First of all you can notice that we didn't override the init() method, since this Load Balancing algorithm is state-less. This also allows not to worry about concurrency: since no shared state is being processed the class can be invoked concurrently by multiple threads without side effects.

In the process() method we obtain the list of all active Game Nodes by calling getGameNodes(). Next we cycle through the collection and find the node with the least amount of connections, which we return.

In case there are no Game Nodes available in the cluster we just return a null, which in turn triggers a Load Balancing error from both client and server sides.

Development

In order to develop a custom Load Balancer you would typically only need the sfs2x-cluster.jar as dependency in your Java project. In case you also need to reference other classes coming from the SFS2X API you will have to add the relative dependencies as well (sfs2x.jar, sfs2x-core.jar).

Deployment

Once you have created your own LB implementation you can proceed with the deployment following these steps:

  • Pack the class(es) in a jar file.
  • Deploy the obtained jar file to the extensions/__lib__/ folder of your Lobby Node via the AdminTool's Extension Deployer module as discussed here.
  • Specify the fully qualified name of your LB class in the AdminTool's Cluster Configurator module, under the Load Balancer tab.

Custom LB settings

Earlier we have mentioned that custom runtime settings can be loaded by the LB class via the getProperty() method. These properties can be configured via the AdminTool's Cluster Configurator module, under the Load Balancer tab:

These values are loaded by the Lobby Node at boot-time and they can be accessed in the LB class as Strings:

         String valueA = getProperty("ValueA");
         int valueB = Integer.parseInt(getProperty("ValueB"));

Health Checks

An additional activity of the LB system is to perform regular health checks on every Game Node to make sure they are responsive and ready for work. If any node becomes unresponsive or too slow for a certain period of time, the system will exclude that node from the LB pool to avoid sending players to a problematic server.

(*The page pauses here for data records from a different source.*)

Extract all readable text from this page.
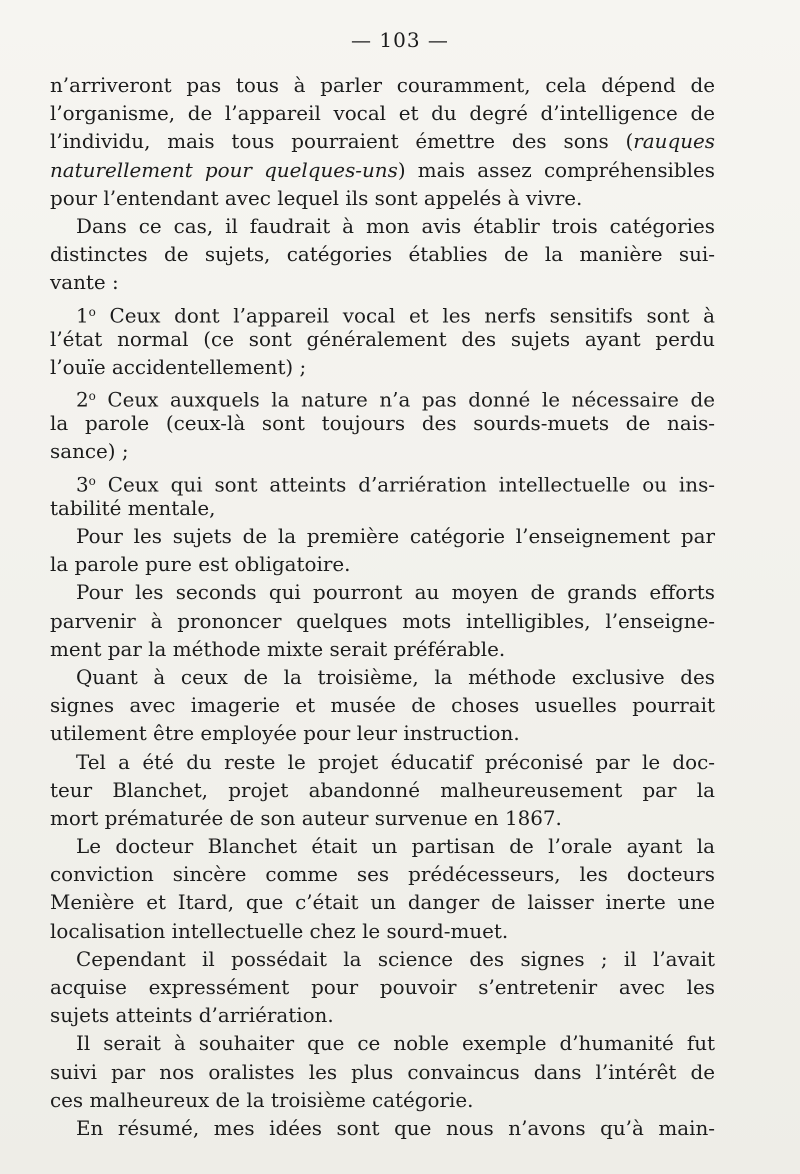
— 103 —
n’arriveront pas tous à parler couramment, cela dépend de
l’organisme, de l’appareil vocal et du degré d’intelligence de
l’individu, mais tous pourraient émettre des sons (rauques
naturellement pour quelques-uns) mais assez compréhensibles
pour l’entendant avec lequel ils sont appelés à vivre.
Dans ce cas, il faudrait à mon avis établir trois catégories
distinctes de sujets, catégories établies de la manière sui-
vante :
1$^o$ Ceux dont l’appareil vocal et les nerfs sensitifs sont à
l’état normal (ce sont généralement des sujets ayant perdu
l’ouïe accidentellement) ;
2$^o$ Ceux auxquels la nature n’a pas donné le nécessaire de
la parole (ceux-là sont toujours des sourds-muets de nais-
sance) ;
3$^o$ Ceux qui sont atteints d’arriération intellectuelle ou ins-
tabilité mentale,
Pour les sujets de la première catégorie l’enseignement par
la parole pure est obligatoire.
Pour les seconds qui pourront au moyen de grands efforts
parvenir à prononcer quelques mots intelligibles, l’enseigne-
ment par la méthode mixte serait préférable.
Quant à ceux de la troisième, la méthode exclusive des
signes avec imagerie et musée de choses usuelles pourrait
utilement être employée pour leur instruction.
Tel a été du reste le projet éducatif préconisé par le doc-
teur Blanchet, projet abandonné malheureusement par la
mort prématurée de son auteur survenue en 1867.
Le docteur Blanchet était un partisan de l’orale ayant la
conviction sincère comme ses prédécesseurs, les docteurs
Menière et Itard, que c’était un danger de laisser inerte une
localisation intellectuelle chez le sourd-muet.
Cependant il possédait la science des signes ; il l’avait
acquise expressément pour pouvoir s’entretenir avec les
sujets atteints d’arriération.
Il serait à souhaiter que ce noble exemple d’humanité fut
suivi par nos oralistes les plus convaincus dans l’intérêt de
ces malheureux de la troisième catégorie.
En résumé, mes idées sont que nous n’avons qu’à main-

The following parameters can be tweaked from the AdminTool panel just shown above:

  • Health Check Interval: the number of seconds between every health check.
  • Health Check Max Time: the maximum amount of time (milliseconds) for a health check response from the Game Node.
  • Health Success Count: the number of consecutive successful responses required to consider the Game Node as 'healthy'.
  • Health Fail Count: the number of consecutive failed responses required to consider the Game Node as 'unhealthy'.
  • Deactivation Threshold: the amount of seconds spent by a server in 'unhealthy' state before it gets deactivated.

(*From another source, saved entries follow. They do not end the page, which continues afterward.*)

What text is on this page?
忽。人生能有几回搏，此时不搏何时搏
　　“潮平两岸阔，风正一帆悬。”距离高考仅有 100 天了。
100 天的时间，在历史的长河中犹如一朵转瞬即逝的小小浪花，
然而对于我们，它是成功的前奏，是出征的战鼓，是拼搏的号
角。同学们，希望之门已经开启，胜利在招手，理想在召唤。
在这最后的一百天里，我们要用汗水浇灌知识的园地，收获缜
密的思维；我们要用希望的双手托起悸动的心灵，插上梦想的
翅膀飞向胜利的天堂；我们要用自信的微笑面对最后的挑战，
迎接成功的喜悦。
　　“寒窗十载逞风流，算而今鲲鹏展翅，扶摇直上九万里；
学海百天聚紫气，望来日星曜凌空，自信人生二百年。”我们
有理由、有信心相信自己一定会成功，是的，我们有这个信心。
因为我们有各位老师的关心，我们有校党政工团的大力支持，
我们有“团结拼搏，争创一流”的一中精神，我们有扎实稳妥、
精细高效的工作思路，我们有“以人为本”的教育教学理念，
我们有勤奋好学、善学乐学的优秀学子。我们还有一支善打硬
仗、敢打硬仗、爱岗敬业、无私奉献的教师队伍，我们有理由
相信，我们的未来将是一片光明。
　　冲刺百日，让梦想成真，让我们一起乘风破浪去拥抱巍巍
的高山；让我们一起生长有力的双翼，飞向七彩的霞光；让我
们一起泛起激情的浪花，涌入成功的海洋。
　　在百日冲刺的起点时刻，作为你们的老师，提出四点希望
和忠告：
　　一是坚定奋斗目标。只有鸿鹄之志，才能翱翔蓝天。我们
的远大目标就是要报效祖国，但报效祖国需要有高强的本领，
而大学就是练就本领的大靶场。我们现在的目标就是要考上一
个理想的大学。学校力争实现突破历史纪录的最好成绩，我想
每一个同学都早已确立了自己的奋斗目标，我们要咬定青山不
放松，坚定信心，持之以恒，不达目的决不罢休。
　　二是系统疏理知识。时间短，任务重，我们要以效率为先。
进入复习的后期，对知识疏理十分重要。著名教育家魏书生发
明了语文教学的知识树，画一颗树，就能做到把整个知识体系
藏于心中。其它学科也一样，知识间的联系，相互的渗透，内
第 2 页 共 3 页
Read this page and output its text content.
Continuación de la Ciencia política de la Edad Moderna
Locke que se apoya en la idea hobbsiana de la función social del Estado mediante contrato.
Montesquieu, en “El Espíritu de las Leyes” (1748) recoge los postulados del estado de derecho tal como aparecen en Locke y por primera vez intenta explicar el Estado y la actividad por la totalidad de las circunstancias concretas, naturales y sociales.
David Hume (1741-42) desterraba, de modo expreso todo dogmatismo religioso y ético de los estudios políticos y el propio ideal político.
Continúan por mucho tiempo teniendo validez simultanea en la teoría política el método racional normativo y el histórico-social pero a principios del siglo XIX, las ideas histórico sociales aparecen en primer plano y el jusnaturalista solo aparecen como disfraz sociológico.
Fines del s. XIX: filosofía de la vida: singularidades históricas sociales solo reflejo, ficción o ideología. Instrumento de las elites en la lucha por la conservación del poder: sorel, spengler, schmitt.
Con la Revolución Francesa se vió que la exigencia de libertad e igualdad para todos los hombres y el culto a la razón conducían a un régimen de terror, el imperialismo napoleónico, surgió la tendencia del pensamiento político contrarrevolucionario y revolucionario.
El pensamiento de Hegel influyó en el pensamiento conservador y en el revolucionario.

When a Game Node is deactivated nothing bad happens to the games that are still running on the server. Players will be able to continue their games but the node won't receive any new user since the deactivation. Over time the number of CCU will decrease and eventually the server will be empty.

Since the deactivated server is marked as 'unhealthy', this Game Node will not be able to re-join the cluster in case of a ScaleUp Event and it will be removed from the cluster when all players have left.